Search and query are two different things, yet many criticisms of search seem to assume that it should behave like query. It shouldn’t, and we would be poorer if it did.
I am, of course, using the words “search” and “query” in a somewhat specialized sense here. By query, I mean a formal database query, which is addressed in formal terms to a specific data set. Queries are expressed in formal query languages such as SQL or XQuery. A search, on the other hand, is a string typed into a search box.
Behind the scenes, of course, the search engine is executing queries to fulfill the search request, but those queries are being executed against structured indexes of unstructured content. You can’t directly execute a structured query against unstructured data.
Advanced search forms (also called parametric or faceted search) bring many query-like features to search, but advanced search forms are often difficult to use because you usually don’t know exactly what the various form fields mean or what values to put into them. That is the problem with queries. To write an effective query, you have to have a pretty good knowledge of the structure and content of the database you are querying.
So which is better, query or search?
One of the most frequent complaints about search is that it is not precise enough. Properly written queries, on the other hand, are completely precise. A query will give you exactly the result you ask for. Exactly what you asked for, which may or not be exactly what you want. The hardest part of a query is asking the right question.
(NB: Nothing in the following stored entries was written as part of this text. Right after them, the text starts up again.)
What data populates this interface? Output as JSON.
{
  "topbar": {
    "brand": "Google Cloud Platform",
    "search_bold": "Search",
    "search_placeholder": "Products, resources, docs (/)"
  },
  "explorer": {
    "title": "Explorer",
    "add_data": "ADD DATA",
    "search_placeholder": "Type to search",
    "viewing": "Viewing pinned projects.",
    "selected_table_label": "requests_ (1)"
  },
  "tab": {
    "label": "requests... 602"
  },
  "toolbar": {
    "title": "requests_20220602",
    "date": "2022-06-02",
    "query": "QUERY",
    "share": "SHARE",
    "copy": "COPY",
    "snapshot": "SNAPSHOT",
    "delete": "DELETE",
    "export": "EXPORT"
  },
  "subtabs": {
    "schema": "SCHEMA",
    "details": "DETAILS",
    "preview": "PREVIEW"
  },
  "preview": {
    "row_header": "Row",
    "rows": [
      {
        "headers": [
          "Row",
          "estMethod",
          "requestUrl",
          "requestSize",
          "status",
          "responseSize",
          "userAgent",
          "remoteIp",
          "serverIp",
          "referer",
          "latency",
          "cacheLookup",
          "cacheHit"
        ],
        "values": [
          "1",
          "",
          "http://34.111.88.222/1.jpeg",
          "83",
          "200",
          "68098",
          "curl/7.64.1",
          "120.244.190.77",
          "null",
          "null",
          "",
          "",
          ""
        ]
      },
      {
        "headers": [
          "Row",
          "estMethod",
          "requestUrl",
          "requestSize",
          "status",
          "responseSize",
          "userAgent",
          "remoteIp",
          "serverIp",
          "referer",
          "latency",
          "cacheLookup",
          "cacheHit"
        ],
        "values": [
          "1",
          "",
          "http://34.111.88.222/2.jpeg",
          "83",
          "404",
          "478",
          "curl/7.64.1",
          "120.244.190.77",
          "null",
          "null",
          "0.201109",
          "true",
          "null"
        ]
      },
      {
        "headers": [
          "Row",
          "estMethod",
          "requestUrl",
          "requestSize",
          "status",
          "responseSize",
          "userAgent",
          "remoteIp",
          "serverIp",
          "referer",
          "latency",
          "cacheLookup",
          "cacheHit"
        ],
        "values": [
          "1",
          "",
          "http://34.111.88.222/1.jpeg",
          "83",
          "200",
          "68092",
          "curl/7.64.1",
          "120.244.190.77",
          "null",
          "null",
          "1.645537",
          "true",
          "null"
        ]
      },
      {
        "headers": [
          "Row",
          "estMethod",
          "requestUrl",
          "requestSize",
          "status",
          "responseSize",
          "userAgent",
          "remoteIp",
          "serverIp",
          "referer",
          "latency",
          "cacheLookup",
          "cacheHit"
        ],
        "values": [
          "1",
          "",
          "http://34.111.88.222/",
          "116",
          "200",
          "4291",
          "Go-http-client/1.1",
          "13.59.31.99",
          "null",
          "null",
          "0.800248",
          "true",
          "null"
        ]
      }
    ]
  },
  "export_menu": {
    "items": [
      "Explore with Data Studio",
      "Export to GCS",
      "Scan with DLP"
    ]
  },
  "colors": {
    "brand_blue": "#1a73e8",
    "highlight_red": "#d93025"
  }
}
Search, on the other hand, is not precise. A dumb search just gives you a randomly ordered list of items in which your search term occurs. A smart search will provide you a ranked list of items that are strongly related to the search terms you entered, even if they do not match the exactly. This means that even though some of the results will doubtless be unrelated, and sometimes absurd, there is a very good chance that there is data you can use pretty high up in those results, even if you didn’t ask quite the right question. And there may well be relevant data you didn’t even think to ask for.
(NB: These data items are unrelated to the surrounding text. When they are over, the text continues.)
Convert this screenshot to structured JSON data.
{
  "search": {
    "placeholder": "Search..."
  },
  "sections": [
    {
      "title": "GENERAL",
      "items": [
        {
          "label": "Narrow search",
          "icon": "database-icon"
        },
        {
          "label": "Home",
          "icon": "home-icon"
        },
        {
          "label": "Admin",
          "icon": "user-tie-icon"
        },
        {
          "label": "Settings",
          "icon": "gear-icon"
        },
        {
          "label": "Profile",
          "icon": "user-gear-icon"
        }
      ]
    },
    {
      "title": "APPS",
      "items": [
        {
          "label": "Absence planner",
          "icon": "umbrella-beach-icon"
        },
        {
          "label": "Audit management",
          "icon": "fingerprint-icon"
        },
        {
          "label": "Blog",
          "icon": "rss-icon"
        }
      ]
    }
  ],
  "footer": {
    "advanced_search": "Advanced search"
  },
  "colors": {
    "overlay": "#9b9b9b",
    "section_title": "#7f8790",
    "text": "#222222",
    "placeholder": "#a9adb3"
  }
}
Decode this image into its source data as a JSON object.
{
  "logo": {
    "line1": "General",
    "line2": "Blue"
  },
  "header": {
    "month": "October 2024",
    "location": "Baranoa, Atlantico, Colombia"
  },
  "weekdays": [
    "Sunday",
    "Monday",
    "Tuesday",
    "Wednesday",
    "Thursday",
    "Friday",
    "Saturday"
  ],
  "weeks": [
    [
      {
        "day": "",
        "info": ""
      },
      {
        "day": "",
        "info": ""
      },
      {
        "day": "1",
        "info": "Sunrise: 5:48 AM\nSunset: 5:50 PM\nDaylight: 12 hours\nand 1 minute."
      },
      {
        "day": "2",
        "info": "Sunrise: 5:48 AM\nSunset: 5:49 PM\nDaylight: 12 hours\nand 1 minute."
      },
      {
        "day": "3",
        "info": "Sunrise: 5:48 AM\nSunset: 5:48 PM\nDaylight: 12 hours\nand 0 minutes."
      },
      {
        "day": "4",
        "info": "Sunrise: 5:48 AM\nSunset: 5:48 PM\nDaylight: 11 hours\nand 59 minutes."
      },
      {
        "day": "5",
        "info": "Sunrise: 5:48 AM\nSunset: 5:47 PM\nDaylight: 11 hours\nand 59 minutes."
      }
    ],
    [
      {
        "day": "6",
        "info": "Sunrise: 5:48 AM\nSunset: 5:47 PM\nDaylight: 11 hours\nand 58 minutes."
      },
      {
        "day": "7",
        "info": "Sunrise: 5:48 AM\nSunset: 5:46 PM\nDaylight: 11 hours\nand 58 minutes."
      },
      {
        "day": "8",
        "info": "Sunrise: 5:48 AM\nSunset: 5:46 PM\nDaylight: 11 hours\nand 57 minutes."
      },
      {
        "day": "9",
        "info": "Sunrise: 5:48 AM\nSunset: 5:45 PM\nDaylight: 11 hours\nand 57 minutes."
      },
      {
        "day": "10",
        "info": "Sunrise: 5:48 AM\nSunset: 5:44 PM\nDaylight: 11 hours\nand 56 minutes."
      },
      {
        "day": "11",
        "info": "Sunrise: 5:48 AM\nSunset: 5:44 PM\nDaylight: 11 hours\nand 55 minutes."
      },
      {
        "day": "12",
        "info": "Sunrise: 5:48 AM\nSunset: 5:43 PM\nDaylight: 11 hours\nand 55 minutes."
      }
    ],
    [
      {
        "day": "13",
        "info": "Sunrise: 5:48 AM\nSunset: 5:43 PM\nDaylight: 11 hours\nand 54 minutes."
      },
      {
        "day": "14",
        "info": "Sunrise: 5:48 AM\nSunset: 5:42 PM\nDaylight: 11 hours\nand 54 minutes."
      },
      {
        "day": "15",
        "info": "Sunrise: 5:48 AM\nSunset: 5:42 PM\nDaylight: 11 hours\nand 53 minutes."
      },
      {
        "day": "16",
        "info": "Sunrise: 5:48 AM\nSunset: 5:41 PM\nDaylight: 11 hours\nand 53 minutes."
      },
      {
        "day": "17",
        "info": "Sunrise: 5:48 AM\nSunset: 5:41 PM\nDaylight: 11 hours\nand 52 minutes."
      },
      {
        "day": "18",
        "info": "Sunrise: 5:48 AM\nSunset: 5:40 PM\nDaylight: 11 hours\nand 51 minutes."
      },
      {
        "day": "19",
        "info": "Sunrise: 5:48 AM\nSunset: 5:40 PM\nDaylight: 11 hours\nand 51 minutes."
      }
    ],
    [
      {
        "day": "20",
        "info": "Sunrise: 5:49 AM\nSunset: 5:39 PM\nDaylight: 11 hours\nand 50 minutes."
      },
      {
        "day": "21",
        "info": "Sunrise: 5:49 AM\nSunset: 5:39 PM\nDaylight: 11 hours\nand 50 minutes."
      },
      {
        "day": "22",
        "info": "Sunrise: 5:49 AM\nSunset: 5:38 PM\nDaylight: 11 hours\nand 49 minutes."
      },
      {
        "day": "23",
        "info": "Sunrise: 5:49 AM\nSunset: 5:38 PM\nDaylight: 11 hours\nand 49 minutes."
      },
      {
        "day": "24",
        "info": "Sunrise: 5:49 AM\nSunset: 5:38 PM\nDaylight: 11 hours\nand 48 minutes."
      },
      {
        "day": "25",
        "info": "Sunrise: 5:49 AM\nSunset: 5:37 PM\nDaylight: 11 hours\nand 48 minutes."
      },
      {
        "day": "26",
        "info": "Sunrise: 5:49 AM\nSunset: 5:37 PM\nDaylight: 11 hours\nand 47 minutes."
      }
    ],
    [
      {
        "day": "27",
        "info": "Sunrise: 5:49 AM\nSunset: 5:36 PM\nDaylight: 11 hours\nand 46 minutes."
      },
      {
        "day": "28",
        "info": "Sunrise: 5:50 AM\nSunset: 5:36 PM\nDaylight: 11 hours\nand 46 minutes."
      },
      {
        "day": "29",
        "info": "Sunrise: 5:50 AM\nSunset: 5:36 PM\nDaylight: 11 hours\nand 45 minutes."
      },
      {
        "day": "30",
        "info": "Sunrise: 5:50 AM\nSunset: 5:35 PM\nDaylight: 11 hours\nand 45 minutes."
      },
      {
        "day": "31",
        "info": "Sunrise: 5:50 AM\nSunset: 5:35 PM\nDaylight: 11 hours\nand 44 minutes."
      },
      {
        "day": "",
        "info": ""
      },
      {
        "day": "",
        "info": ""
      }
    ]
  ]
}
Being smart in this way is a key benefit of search. Queries cannot be smart. Queries must always give you exactly what you asked for. There can be no tolerance for serendipity in query results. Search can be smart, but query must be dumb and strictly obedient.
So that means search is better, right?
Not so fast. Queries have a very important quality: because they are precise, they are also reliable. This means that if your data is well structured and your queries are properly written, you don’t have to inspect the data before you use it. This is hugely important. Most of modern commerce and industry would grind to a halt if human inspection of every query result was required. Queries allow you to specify the behavior of information systems by rule, and those rules can be executed unattended, making vast amounts of automation possible.
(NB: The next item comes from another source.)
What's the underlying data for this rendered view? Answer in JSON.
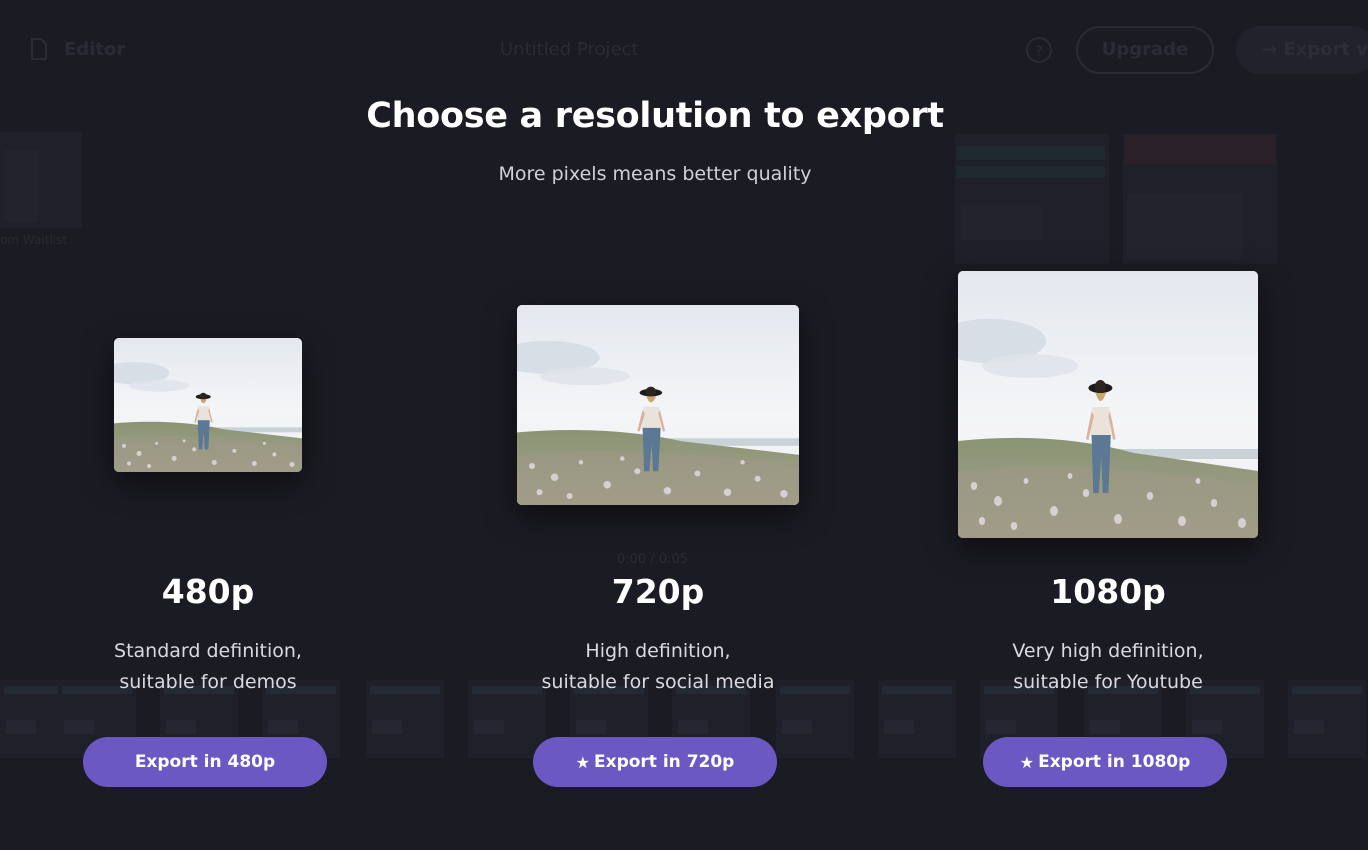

Any operation on content can be executed either by rule or by inspection. Operations that require human inspection of data are vastly more expensive than operations that are executed by computers following reliable rules. Queries may be dumber than searches, but, when put to work, they are much much faster.
So queries are better?
It’s not that simple. Queries are fast, but they require precise questions asked of precisely structured data. You can’t query the internet, because the internet is not precisely structured, and you don’t know enough about its content or structure to ask a precise question. The semantic web initiative is essentially an attempt to create a web that can be queried. It is easy to understand the appeal of this project, but the difficulties are formidable.
Similarly, readers cannot really be expected to query a help system. They do not have enough information, and few have the appropriate experience. Nor are most help systems structured enough to make querying practical. Providing a more intelligent search engine would be a much more practical and effective option. A help system — something that people consult in some state of puzzlement — is exactly where search’s smartness is more valuable than query’s precision.
On the other hand, technical writers could benefit from making a much greater use of queries in their content management activities. The great advantage of queries is that they allow you to process data by rule, without the need to inspect the data. There are a number of content management activities, noticeably reuse and linking, that are generally done by inspecting the content in the content management system. Many writers complain that they spend many hours in the CMS mapping reuse and linking by inspection. If those activities could be done by rule using queries, large amounts of time could be saved. More on that later.